Tissue Culture Invitro Propagation
Along with convention propagation methods to increase nursery stock, our collection of plants is primarily propagated through tissue culturing and seed flasking. We specialize in a diverse range of plants, including bromeliads, air plants, staghorns, Pinguicula, and cacti. We are one of the few groups in the United States, and possibly internationally, with such a large collection of air plants grown in vitro. Growing plants in vitro allows us to rapidly multiply and expand our inventory compared to traditional methods.
We use two main techniques to cultivate plants in vitro: tissue culture and flasking. In tissue culture, small pieces of plant tissue are used to produce new plants. This method is ideal for creating large quantities of genetically identical plants, which is common in commercial production. Flasking, on the other hand, involves sterilizing seeds and placing them in a nutrient-rich gel. This technique produces a diverse group of plants (known as a grex), which is perfect for plant breeding and enhancing genetic variability.
While both processes are labor-intensive, they are highly rewarding when done correctly.
Two key factors in successful in vitro propagation are the media and the sterilization of plant material.

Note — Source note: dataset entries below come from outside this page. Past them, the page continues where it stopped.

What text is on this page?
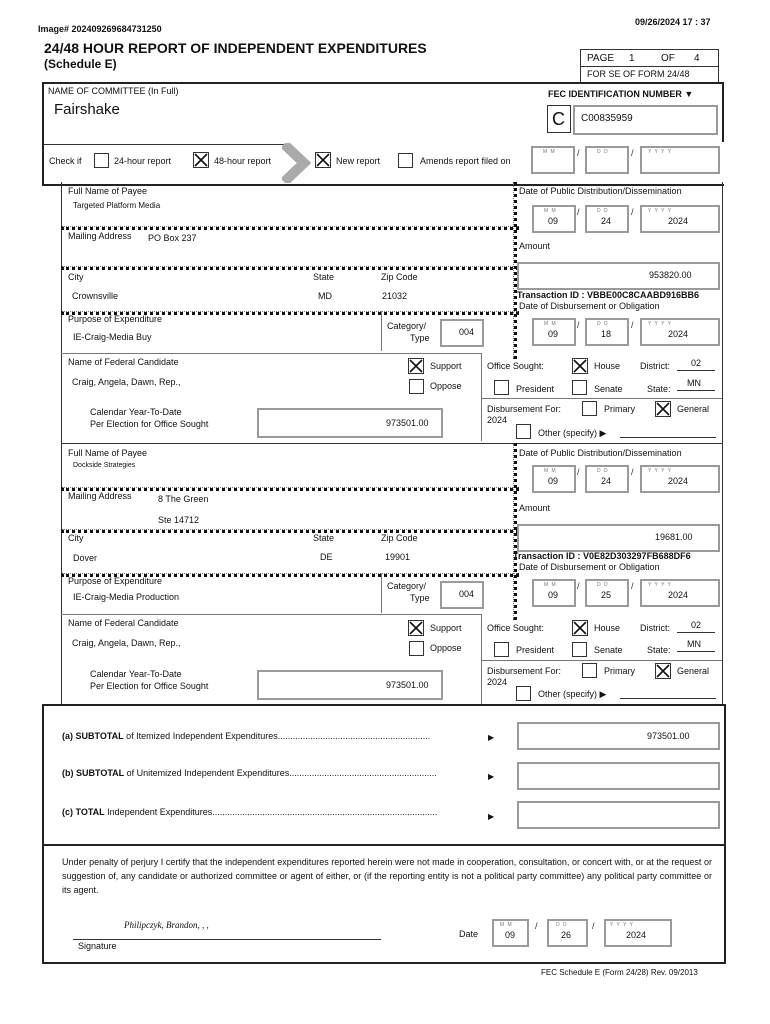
Image# 202409269684731250
09/26/2024 17 : 37
24/48 HOUR REPORT OF INDEPENDENT EXPENDITURES
(Schedule E)	PAGE 1	OF 4
FOR SE OF FORM 24/48
NAME OF COMMITTEE (In Full)
Fairshake
FEC IDENTIFICATION NUMBER ▼
C C00835959
Check if	24-hour report	48-hour report	New report	Amends report filed on
M M /	D D /	Y Y Y Y
Full Name of Payee
Targeted Platform Media
Mailing Address PO Box 237
City	State	Zip Code
Crownsville	MD	21032
Purpose of Expenditure
IE-Craig-Media Buy
Category/
Type
004
Name of Federal Candidate
Craig, Angela, Dawn, Rep.,
Support
Oppose
Office Sought:	House District: 02
President	Senate	State:
MN
Calendar Year-To-Date
Per Election for Office Sought	973501.00
Disbursement For:
2024
Primary	General
Other (specify) ▶
Date of Public Distribution/Dissemination
M M
09
/	D D
24
/	Y Y Y Y
2024
Amount
953820.00
Transaction ID : VBBE00C8CAABD916BB6
Date of Disbursement or Obligation
M M
09
/	D D
18
/	Y Y Y Y
2024
Full Name of Payee
Dockside Strategies
Mailing Address	8 The Green
Ste 14712
City	State	Zip Code
Dover	DE	19901
Purpose of Expenditure
IE-Craig-Media Production
Category/
Type	004
Name of Federal Candidate
Craig, Angela, Dawn, Rep.,
Support
Oppose
Office Sought:	House District: 02
President	Senate	State:
MN
Calendar Year-To-Date
Per Election for Office Sought	973501.00
Disbursement For:
2024
Primary	General
Other (specify) ▶
Date of Public Distribution/Dissemination
M M
09
/	D D
24
/	Y Y Y Y
2024
Amount
19681.00
Transaction ID : V0E82D303297FB688DF6
Date of Disbursement or Obligation
M M
09
/	D D
25
/	Y Y Y Y
2024
(a) SUBTOTAL of Itemized Independent Expenditures.............................................................	▶	973501.00
(b) SUBTOTAL of Unitemized Independent Expenditures...........................................................	▶
(c) TOTAL Independent Expenditures..........................................................................................	▶
Under penalty of perjury I certify that the independent expenditures reported herein were not made in cooperation, consultation, or concert with, or at the request or suggestion of, any candidate or authorized committee or agent of either, or (if the reporting entity is not a political party committee) any political party committee or its agent.
Philipczyk, Brandon, , ,
Signature
Date
M M
09
/	D D
26
/	Y Y Y Y
2024
FEC Schedule E (Form 24/28) Rev. 09/2013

Media refers to the nutrient-rich gel in which the plants grow. It contains macro- and micronutrients, vitamins, sucrose (sugar), and agar. The exact formulation varies depending on the plant species, but agar is typically used at a rate of 7 grams per liter. The pH of the media is generally adjusted to 5.8. Once the ingredients are thoroughly mixed, the media is sterilized by autoclaving or pressure cooking to eliminate any potential contaminants. After sterilization, the media is poured into petri dishes, test tubes, or deli containers, and once cooled, it is ready for use.

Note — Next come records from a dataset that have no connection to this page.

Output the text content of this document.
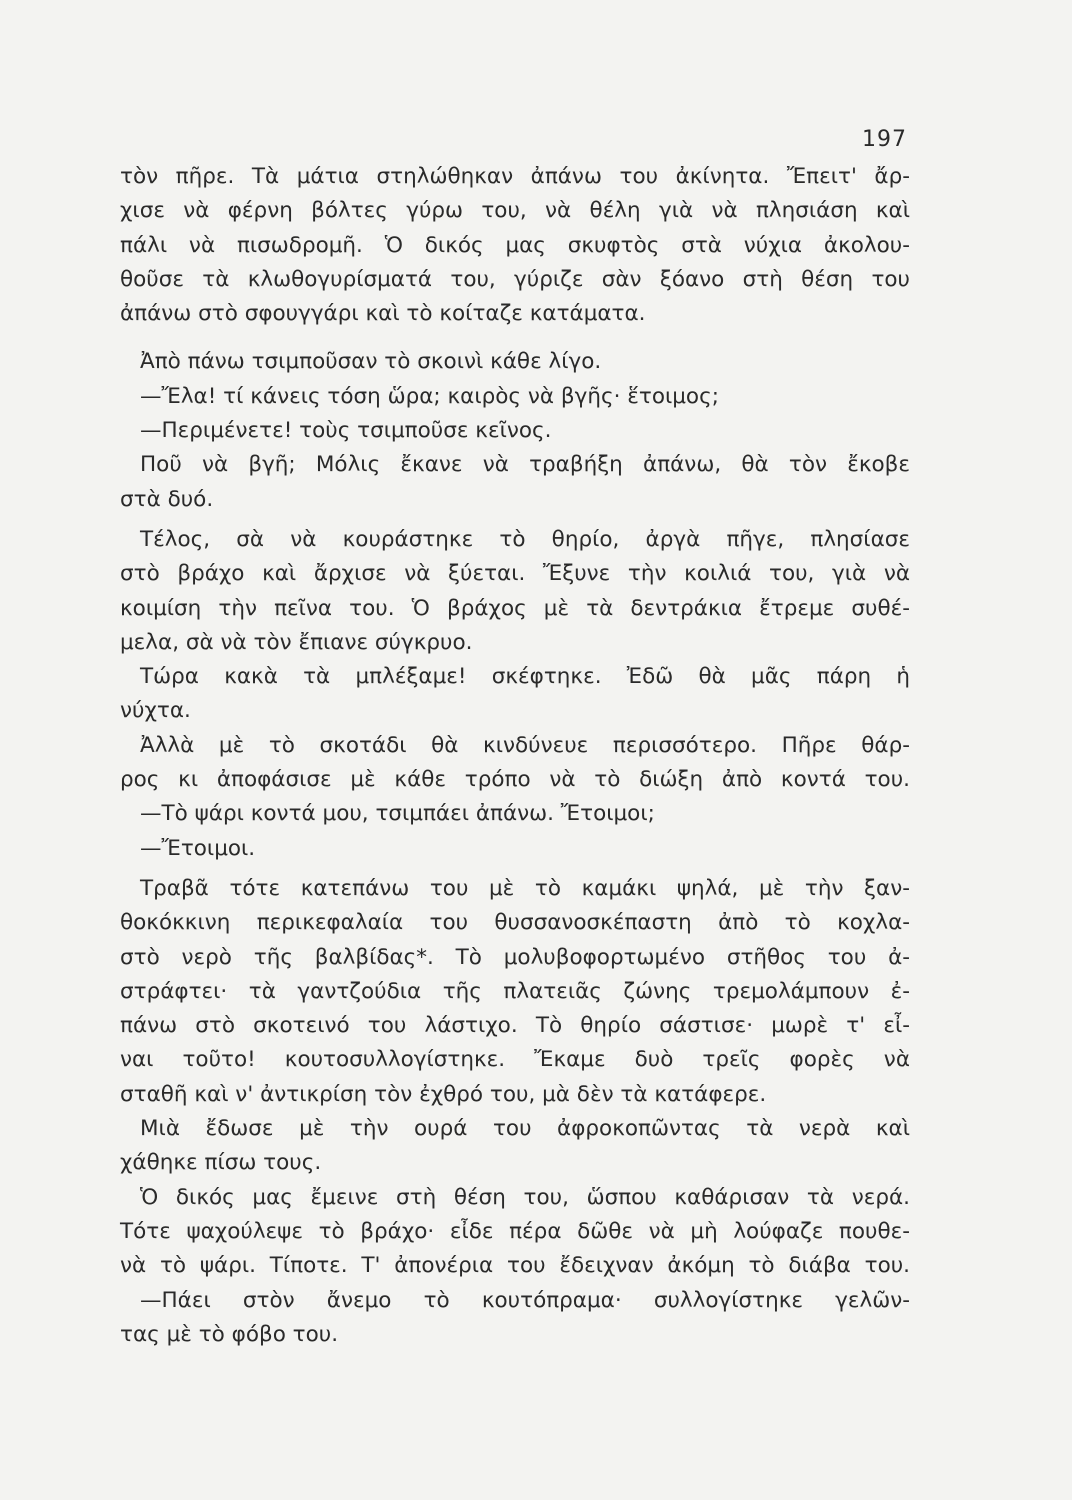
197
τὸν πῆρε. Τὰ μάτια στηλώθηκαν ἀπάνω του ἀκίνητα. Ἔπειτ' ἄρ-
χισε νὰ φέρνη βόλτες γύρω του, νὰ θέλη γιὰ νὰ πλησιάση καὶ
πάλι νὰ πισωδρομῆ. Ὁ δικός μας σκυφτὸς στὰ νύχια ἀκολου-
θοῦσε τὰ κλωθογυρίσματά του, γύριζε σὰν ξόανο στὴ θέση του
ἀπάνω στὸ σφουγγάρι καὶ τὸ κοίταζε κατάματα.
Ἀπὸ πάνω τσιμποῦσαν τὸ σκοινὶ κάθε λίγο.
—Ἔλα! τί κάνεις τόση ὥρα; καιρὸς νὰ βγῆς· ἕτοιμος;
—Περιμένετε! τοὺς τσιμποῦσε κεῖνος.
Ποῦ νὰ βγῆ; Μόλις ἔκανε νὰ τραβήξη ἀπάνω, θὰ τὸν ἔκοβε
στὰ δυό.
Τέλος, σὰ νὰ κουράστηκε τὸ θηρίο, ἀργὰ πῆγε, πλησίασε
στὸ βράχο καὶ ἄρχισε νὰ ξύεται. Ἔξυνε τὴν κοιλιά του, γιὰ νὰ
κοιμίση τὴν πεῖνα του. Ὁ βράχος μὲ τὰ δεντράκια ἔτρεμε συθέ-
μελα, σὰ νὰ τὸν ἔπιανε σύγκρυο.
Τώρα κακὰ τὰ μπλέξαμε! σκέφτηκε. Ἐδῶ θὰ μᾶς πάρη ἡ
νύχτα.
Ἀλλὰ μὲ τὸ σκοτάδι θὰ κινδύνευε περισσότερο. Πῆρε θάρ-
ρος κι ἀποφάσισε μὲ κάθε τρόπο νὰ τὸ διώξη ἀπὸ κοντά του.
—Τὸ ψάρι κοντά μου, τσιμπάει ἀπάνω. Ἔτοιμοι;
—Ἔτοιμοι.
Τραβᾶ τότε κατεπάνω του μὲ τὸ καμάκι ψηλά, μὲ τὴν ξαν-
θοκόκκινη περικεφαλαία του θυσσανοσκέπαστη ἀπὸ τὸ κοχλα-
στὸ νερὸ τῆς βαλβίδας*. Τὸ μολυβοφορτωμένο στῆθος του ἀ-
στράφτει· τὰ γαντζούδια τῆς πλατειᾶς ζώνης τρεμολάμπουν ἐ-
πάνω στὸ σκοτεινό του λάστιχο. Τὸ θηρίο σάστισε· μωρὲ τ' εἶ-
ναι τοῦτο! κουτοσυλλογίστηκε. Ἔκαμε δυὸ τρεῖς φορὲς νὰ
σταθῆ καὶ ν' ἀντικρίση τὸν ἐχθρό του, μὰ δὲν τὰ κατάφερε.
Μιὰ ἔδωσε μὲ τὴν ουρά του ἀφροκοπῶντας τὰ νερὰ καὶ
χάθηκε πίσω τους.
Ὁ δικός μας ἔμεινε στὴ θέση του, ὥσπου καθάρισαν τὰ νερά.
Τότε ψαχούλεψε τὸ βράχο· εἶδε πέρα δῶθε νὰ μὴ λούφαζε πουθε-
νὰ τὸ ψάρι. Τίποτε. Τ' ἀπονέρια του ἔδειχναν ἀκόμη τὸ διάβα του.
—Πάει στὸν ἄνεμο τὸ κουτόπραμα· συλλογίστηκε γελῶν-
τας μὲ τὸ φόβο του.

Sterilizing the plant material is another crucial step, requiring careful attention. A surfactant like hand soap or Tween 20 is commonly used to coat the plant's surface, ensuring that no air bubbles or pockets remain where bacteria or fungi could thrive. The plant material is then sterilized with a chemical disinfectant—often a 10% bleach solution—for a period of 20 minutes to an hour. After sterilization, the plant material is rinsed with sterile water to remove any remaining bleach residue. It's important to note that certain species, such as carnivorous plants, may be sensitive to this level of treatment and can be damaged, so research on each species' sterilization requirements is essential.
Failure to properly sterilize the plant material can lead to contamination, which may result in the death of the culture and pose a health risk. Proper sterilization is essential to maintain healthy, thriving in vitro plants.